It's best to keep them standing up. So if you have a shelf or something, or perhaps a draw that you can stand them up that would be good.

I have a couple of nail polish carousels that I keep my polishes in, here's a pic of the one that I have. I got mine at my local beauty supplier and it was relatively inexpensive.






And here is a couple pics of other styles, you can get big ones, or little ones. I guess it all depends on how much space you have.











There's just a few suggestions, hope it helps


----------



## mossaenda (Jul 16, 2007)

Wow those look fantastic, i usually buy at Sally's and i haven't seen those but i'll definitely want to try and get one, thanks for the suggestion Bec!


----------



## michal_cohen (Jul 16, 2007)

Originally Posted by *Bec688* /img/forum/go_quote.gif It's best to keep them standing up. So if you have a shelf or something, or perhaps a draw that you can stand them up that would be good. 
I have a couple of nail polish carousels that I keep my polishes in, here's a pic of the one that I have. I got mine at my local beauty supplier and it was relatively inexpensive.

http://i25.photobucket.com/albums/c9...ratingRack.jpg

And here is a couple pics of other styles, you can get big ones, or little ones. I guess it all depends on how much space you have.

http://i25.photobucket.com/albums/c9...gTableRack.jpg

http://i25.photobucket.com/albums/c9...2PieceRack.jpg

There's just a few suggestions, hope it helps





that look so cool i just put them in a big cann


----------



## Bec688 (Jul 17, 2007)

You're welcome



It keeps them upright and neat and you can find the colour you want easily. Ask next time you're in you're beauty supplier, it can't hurt.


----------



## ivette (Jul 17, 2007)

store them away from direct sunlight- in a cool place

they'll last longer


----------



## Sheikah (Jul 17, 2007)

Yay another Puertorican! I have my nail polishes in a traincase too I don't really mind it but those Bec posted look really nice!


----------



## kaylin_marie (Jul 17, 2007)

The sally I work at has a deal where you buy a certain amount of nail polishes (fingerpaints brand) and you get a display shelf...but I don't know how big they are I haven't seen the ones you get for free. Anyway, I keep mine in a display kind of like the last one pictured above. But I have too many to fit in it, so I keep my favorites in that and the others in a plastic drawer. (those little plastic stackable multi drawer things. I really want a carosel like the first one.


----------



## Colorlicious (Jul 17, 2007)

is it true that it is good to put nail polishes in the refridgerator? i know this is random but just thought of this


----------



## Bec688 (Jul 17, 2007)

Originally Posted by *ivette* /img/forum/go_quote.gif store them away from direct sunlight- in a cool placethey'll last longer

Yup, definitely keep them out of direct sunlight or away from heaters, places like that. The nail polish can discolour and of course dry out.
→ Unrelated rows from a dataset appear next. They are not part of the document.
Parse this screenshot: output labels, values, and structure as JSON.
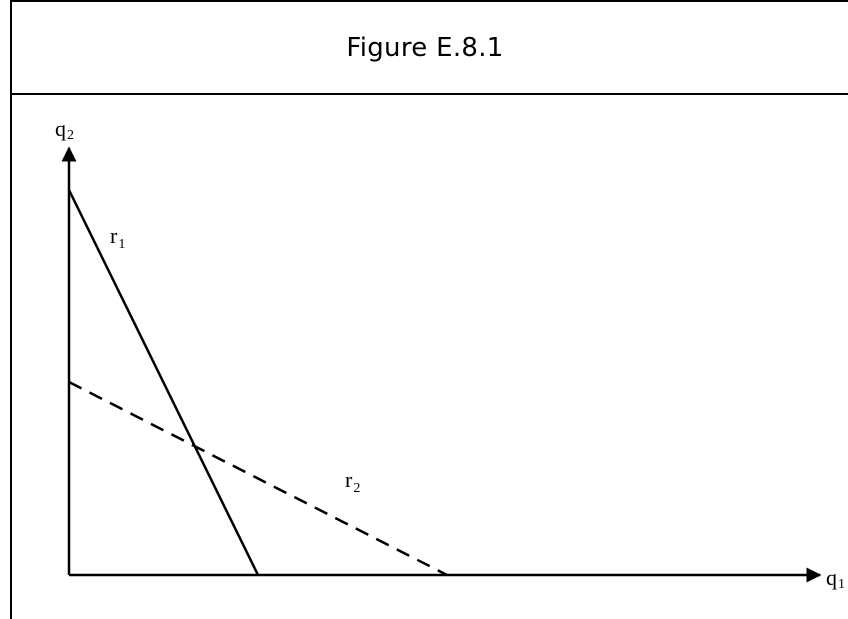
{
  "figure": {
    "title": "Figure E.8.1"
  },
  "axes": {
    "y_label": {
      "base": "q",
      "sub": "2"
    },
    "x_label": {
      "base": "q",
      "sub": "1"
    }
  },
  "curves": [
    {
      "label_base": "r",
      "label_sub": "1",
      "style": "solid"
    },
    {
      "label_base": "r",
      "label_sub": "2",
      "style": "dashed"
    }
  ],
  "colors": {
    "line": "#000000",
    "background": "#ffffff"
  }
}
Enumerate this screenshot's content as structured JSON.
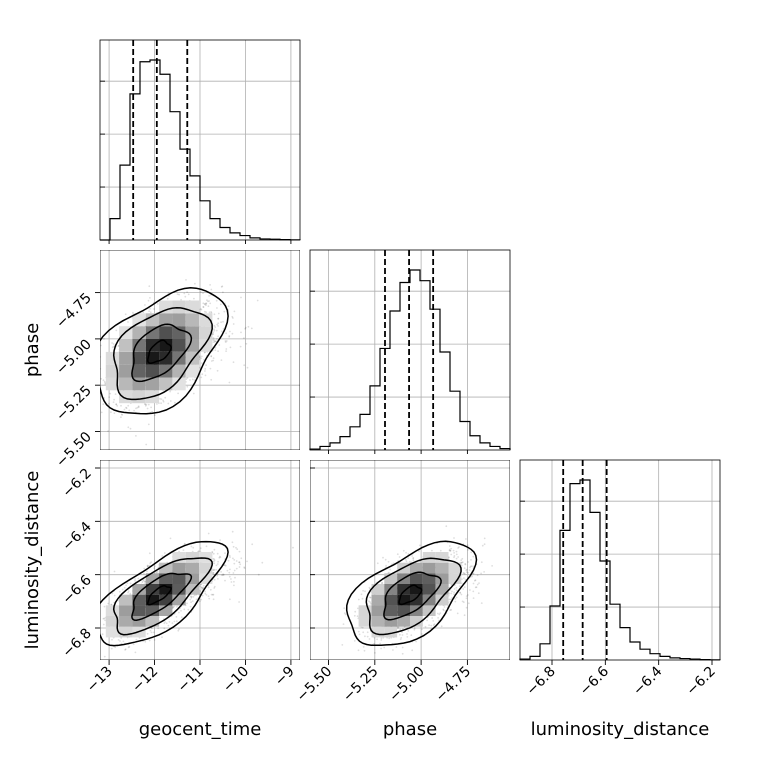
{
  "chart_data": {
    "type": "corner",
    "parameters": [
      "geocent_time",
      "phase",
      "luminosity_distance"
    ],
    "axis_labels": {
      "x": [
        "geocent_time",
        "phase",
        "luminosity_distance"
      ],
      "y": [
        "phase",
        "luminosity_distance"
      ]
    },
    "grid": true,
    "ranges": {
      "geocent_time": [
        -13.2,
        -8.8
      ],
      "phase": [
        -5.6,
        -4.52
      ],
      "luminosity_distance": [
        -6.92,
        -6.17
      ]
    },
    "ticks": {
      "geocent_time": {
        "values": [
          -13,
          -12,
          -11,
          -10,
          -9
        ],
        "labels": [
          "−13",
          "−12",
          "−11",
          "−10",
          "−9"
        ]
      },
      "phase": {
        "values": [
          -5.5,
          -5.25,
          -5.0,
          -4.75
        ],
        "labels": [
          "−5.50",
          "−5.25",
          "−5.00",
          "−4.75"
        ]
      },
      "luminosity_distance": {
        "values": [
          -6.8,
          -6.6,
          -6.4,
          -6.2
        ],
        "labels": [
          "−6.8",
          "−6.6",
          "−6.4",
          "−6.2"
        ]
      }
    },
    "quantiles": {
      "geocent_time": [
        -12.47,
        -11.95,
        -11.28
      ],
      "phase": [
        -5.195,
        -5.065,
        -4.935
      ],
      "luminosity_distance": [
        -6.758,
        -6.685,
        -6.595
      ]
    },
    "histograms": {
      "geocent_time": {
        "edges": [
          -13.2,
          -8.8
        ],
        "counts": [
          0,
          0.12,
          0.42,
          0.82,
          1.0,
          1.01,
          0.93,
          0.72,
          0.51,
          0.36,
          0.22,
          0.12,
          0.07,
          0.04,
          0.025,
          0.012,
          0.006,
          0.004,
          0.002,
          0.001
        ]
      },
      "phase": {
        "edges": [
          -5.6,
          -4.52
        ],
        "counts": [
          0.005,
          0.02,
          0.04,
          0.075,
          0.13,
          0.2,
          0.36,
          0.57,
          0.78,
          0.94,
          1.01,
          0.95,
          0.79,
          0.55,
          0.33,
          0.16,
          0.08,
          0.04,
          0.02,
          0.008
        ]
      },
      "luminosity_distance": {
        "edges": [
          -6.92,
          -6.17
        ],
        "counts": [
          0.005,
          0.02,
          0.09,
          0.3,
          0.72,
          0.98,
          1.0,
          0.82,
          0.55,
          0.31,
          0.18,
          0.1,
          0.06,
          0.035,
          0.02,
          0.012,
          0.008,
          0.005,
          0.002,
          0.001
        ]
      }
    },
    "scatter_panels": [
      {
        "x": "geocent_time",
        "y": "phase",
        "mean": [
          -11.9,
          -5.07
        ],
        "sd": [
          0.55,
          0.13
        ],
        "rho": 0.45
      },
      {
        "x": "geocent_time",
        "y": "luminosity_distance",
        "mean": [
          -11.9,
          -6.675
        ],
        "sd": [
          0.55,
          0.075
        ],
        "rho": 0.7
      },
      {
        "x": "phase",
        "y": "luminosity_distance",
        "mean": [
          -5.06,
          -6.675
        ],
        "sd": [
          0.13,
          0.075
        ],
        "rho": 0.55
      }
    ]
  }
}
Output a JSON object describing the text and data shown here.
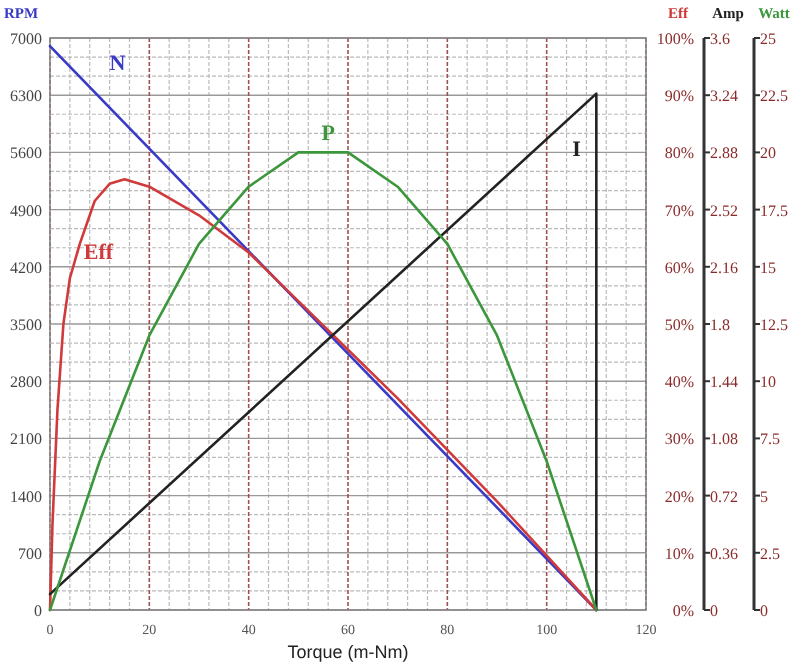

Originally Posted by *Colorlicious* /img/forum/go_quote.gif is it true that it is good to put nail polishes in the refridgerator? i know this is random but just thought of this Nah, it's best to keep them at room temp.


----------



## pinksugar (Jul 17, 2007)

those display cabinet things look so sexy! I have exactly the same problem - I keep all my nail polish products in one section of my makeup train case, but you can't see the colours easily.

The only bad thing about those display things that I can see, is if you've got different brands of nailpolish, and the bottles are different sizes - it wouldn't look as pretty to display.


----------



## chinadoll (Jul 30, 2007)

Plastic box.


----------